The Goldwyn of Golf. Snead is a model of 4-H Club health and vigor; he never smokes, drinks only a rare beer, and spends more time sleeping than most athletes. He is the best-dressed golfer in the game: his snap-brim palmetto hats and neatly pressed slacks are Snead trademarks (in a recent inventory, Mrs. Snead counted 280 sport shirts and 36 straw hats).

He is the Goldwyn of golf, whose hillbilly homilies are legends. Once Snead sat in the Boston Red Sox dugout during a baseball game and listened solemnly while his good friend Ted Williams held forth on the difficulties of baseball as compared with golf. Baseball, with a round bat and a fast-moving target, Williams explained, calls for much more skill than the quiet game of golf. "Maybe so," said Sam doubtfully. "But when we hit a foul ball, we've gotta get out there and play it." Another time, when Snead heard that Bing Crosby had just won the Academy Award, he said, "Gee, that's swell. How'd he do it—match or medal play?" After his first big splash in California, Snead saw his picture, a Wirephoto, in the New York Times. He was amazed. "Now how'd they ever get my picture?" he asked. "Ah never been in New York." The Big Money. To Snead, golf is strictly business. For relaxation he prefers hunting and fishing (he caught the world record bonefish, a 15-pounder, off Bimini in 1953).
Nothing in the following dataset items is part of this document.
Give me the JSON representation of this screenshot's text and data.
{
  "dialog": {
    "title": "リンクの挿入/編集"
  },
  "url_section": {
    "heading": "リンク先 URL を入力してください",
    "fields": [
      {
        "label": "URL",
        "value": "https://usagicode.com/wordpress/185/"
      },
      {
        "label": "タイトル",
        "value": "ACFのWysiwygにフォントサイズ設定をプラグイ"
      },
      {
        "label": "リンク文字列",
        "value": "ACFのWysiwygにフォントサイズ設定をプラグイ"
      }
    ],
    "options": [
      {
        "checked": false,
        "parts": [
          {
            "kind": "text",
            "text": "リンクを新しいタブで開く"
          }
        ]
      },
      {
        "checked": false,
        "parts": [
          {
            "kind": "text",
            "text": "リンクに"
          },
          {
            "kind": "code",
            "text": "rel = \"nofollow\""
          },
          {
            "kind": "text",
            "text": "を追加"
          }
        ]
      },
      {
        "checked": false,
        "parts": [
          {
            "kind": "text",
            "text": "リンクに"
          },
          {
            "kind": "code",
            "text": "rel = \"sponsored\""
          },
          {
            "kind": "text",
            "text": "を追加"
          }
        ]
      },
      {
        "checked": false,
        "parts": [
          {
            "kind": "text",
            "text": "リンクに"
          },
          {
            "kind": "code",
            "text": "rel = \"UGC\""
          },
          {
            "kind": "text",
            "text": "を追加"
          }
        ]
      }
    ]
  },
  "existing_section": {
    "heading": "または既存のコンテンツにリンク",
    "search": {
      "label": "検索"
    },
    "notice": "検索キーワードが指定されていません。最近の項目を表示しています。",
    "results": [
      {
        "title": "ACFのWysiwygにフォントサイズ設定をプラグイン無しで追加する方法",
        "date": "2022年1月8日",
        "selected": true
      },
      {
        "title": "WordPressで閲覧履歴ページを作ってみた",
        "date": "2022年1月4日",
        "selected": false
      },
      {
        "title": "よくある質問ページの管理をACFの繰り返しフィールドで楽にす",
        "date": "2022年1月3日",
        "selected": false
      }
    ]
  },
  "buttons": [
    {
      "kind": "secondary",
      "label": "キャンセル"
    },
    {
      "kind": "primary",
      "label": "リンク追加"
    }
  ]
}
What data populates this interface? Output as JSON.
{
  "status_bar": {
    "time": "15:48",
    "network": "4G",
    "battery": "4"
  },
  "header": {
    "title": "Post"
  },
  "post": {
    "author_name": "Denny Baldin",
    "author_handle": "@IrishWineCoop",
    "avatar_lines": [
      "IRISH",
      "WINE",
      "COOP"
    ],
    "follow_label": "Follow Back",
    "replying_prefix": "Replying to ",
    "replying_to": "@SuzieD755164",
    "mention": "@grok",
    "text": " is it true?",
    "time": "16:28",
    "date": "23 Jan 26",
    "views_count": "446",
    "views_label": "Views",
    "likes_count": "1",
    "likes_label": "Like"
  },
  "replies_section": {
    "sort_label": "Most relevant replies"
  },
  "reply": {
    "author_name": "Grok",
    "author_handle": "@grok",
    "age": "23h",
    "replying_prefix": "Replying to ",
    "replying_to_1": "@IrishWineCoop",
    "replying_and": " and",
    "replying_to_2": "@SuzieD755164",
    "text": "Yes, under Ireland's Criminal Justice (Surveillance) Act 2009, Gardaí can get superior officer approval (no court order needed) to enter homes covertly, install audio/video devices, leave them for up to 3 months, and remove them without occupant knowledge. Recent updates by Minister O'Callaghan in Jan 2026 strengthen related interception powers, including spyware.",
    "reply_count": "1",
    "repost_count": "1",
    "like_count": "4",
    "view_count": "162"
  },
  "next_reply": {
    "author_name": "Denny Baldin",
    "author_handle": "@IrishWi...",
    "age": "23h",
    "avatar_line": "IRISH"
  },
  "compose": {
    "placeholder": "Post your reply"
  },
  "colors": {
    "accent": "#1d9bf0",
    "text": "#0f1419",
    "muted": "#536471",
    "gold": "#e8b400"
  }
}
In 1940 Snead and his childhood sweetheart, Audrey Karnes, were married (as teenagers, they had held hands in the school bus) and settled down in Hot Springs. But the lure of golfing gold was too great, and Snead reckons that his travels have kept him away from home for twelve of the past 14 years. The Sneads have two sons, Jackie, 9, and Terry, 2. "My little one don't even know me," says Sam.

Underneath his Li'l Abner façade, he is a shrewd businessman. His official tournament earnings over the years amount to $250,000. Local matches and exhibitions (at a flat fee of $1,250 per exhibition) have probably doubled his take.

There are lucrative off-course sources, too. For 17 years Snead has been a member of the advisory staff of the Wilson Sporting Goods Co.. receiving a fat retainer and royalties on the sales of his signature clubs. He has invested in a California golf course and Florida real estate. He and Ted Williams are co-owners of a fishing-tackle company. Endorsements bring in a good stipend and three gleaming Nashes each year. He has made a golfing record, several films, draws royalties from four ghost-written books and a ghosted golfing column. And, like all the top pros, he makes money gambling on the game.

Snead is careful with his money, but he doesn't keep it in tomato cans buried in his garden, as Jimmy Demaret alleges.